I hope that really was a joke!!
>>> On 2008/01/31 at 07:17, in message <47...@gmx.de>, Joerg Heinicke <jo...@gmx.de> wrote:
On 12.01.2008 19:06, Grzegorz Kossakowski wrote:
> I just looked at the code of SQLTransformer and found this, which is rather interesting to you:
> protected void serializeData(String value)
> throws SQLException, SAXException {
> if (value != null) {
> value = value.trim();
> // Could this be XML ?
> if (value.length() > 0 && value.charAt(0) == '<') {
> try {
> stream(value);
> } catch (Exception ignored) {
> // FIXME: bad coding "catch(Exception)"

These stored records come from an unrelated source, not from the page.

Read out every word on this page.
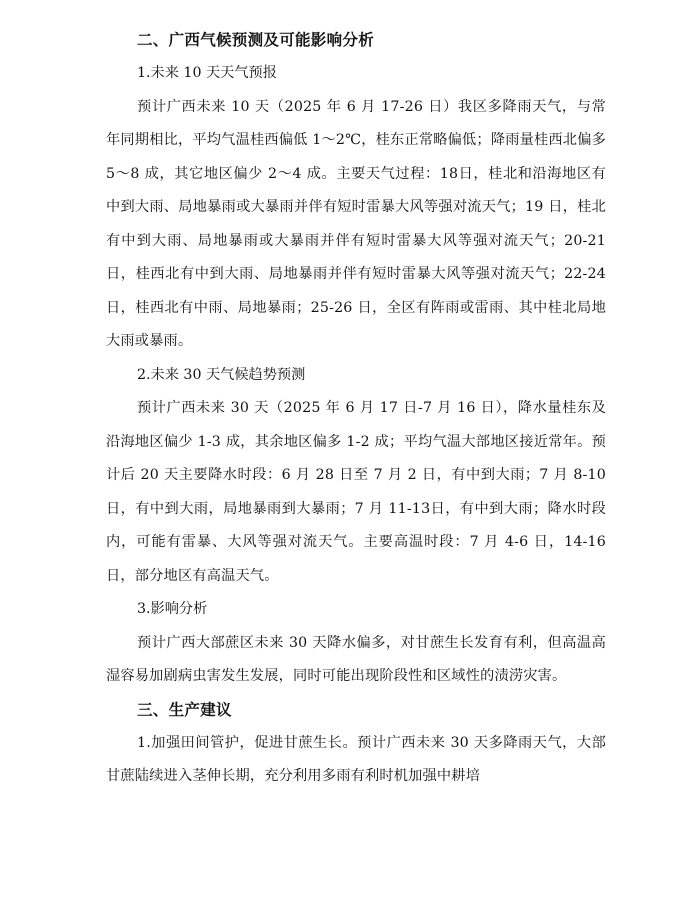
二、广西气候预测及可能影响分析
1.未来 10 天天气预报

预计广西未来 10 天（2025 年 6 月 17-26 日）我区多降雨天气，与常年同期相比，平均气温桂西偏低 1～2℃，桂东正常略偏低；降雨量桂西北偏多 5～8 成，其它地区偏少 2～4 成。主要天气过程：18日，桂北和沿海地区有中到大雨、局地暴雨或大暴雨并伴有短时雷暴大风等强对流天气；19 日，桂北有中到大雨、局地暴雨或大暴雨并伴有短时雷暴大风等强对流天气；20-21 日，桂西北有中到大雨、局地暴雨并伴有短时雷暴大风等强对流天气；22-24 日，桂西北有中雨、局地暴雨；25-26 日，全区有阵雨或雷雨、其中桂北局地大雨或暴雨。

2.未来 30 天气候趋势预测

预计广西未来 30 天（2025 年 6 月 17 日-7 月 16 日），降水量桂东及沿海地区偏少 1-3 成，其余地区偏多 1-2 成；平均气温大部地区接近常年。预计后 20 天主要降水时段：6 月 28 日至 7 月 2 日，有中到大雨；7 月 8-10 日，有中到大雨，局地暴雨到大暴雨；7 月 11-13日，有中到大雨；降水时段内，可能有雷暴、大风等强对流天气。主要高温时段：7 月 4-6 日，14-16 日，部分地区有高温天气。

3.影响分析

预计广西大部蔗区未来 30 天降水偏多，对甘蔗生长发育有利，但高温高湿容易加剧病虫害发生发展，同时可能出现阶段性和区域性的渍涝灾害。

三、生产建议

1.加强田间管护，促进甘蔗生长。预计广西未来 30 天多降雨天气，大部甘蔗陆续进入茎伸长期，充分利用多雨有利时机加强中耕培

> // If an exception occured the data was not (valid) xml
> data(value);
> }
> } else {
> data(value);
> }
> }
> }
The SQLTransformer has always been suspicious to me! ;)
Joerg
---------------------------------------------------------------------
To unsubscribe, e-mail: users-unsubscribe@cocoon.apache.org
For additional commands, e-mail: users-help@cocoon.apache.org
--
This message is subject to the CSIR's copyright terms and conditions, e-mail legal notice, and implemented Open Document Format (ODF) standard.
The full disclaimer details can be found at http://www.csir.co.za/disclaimer.html.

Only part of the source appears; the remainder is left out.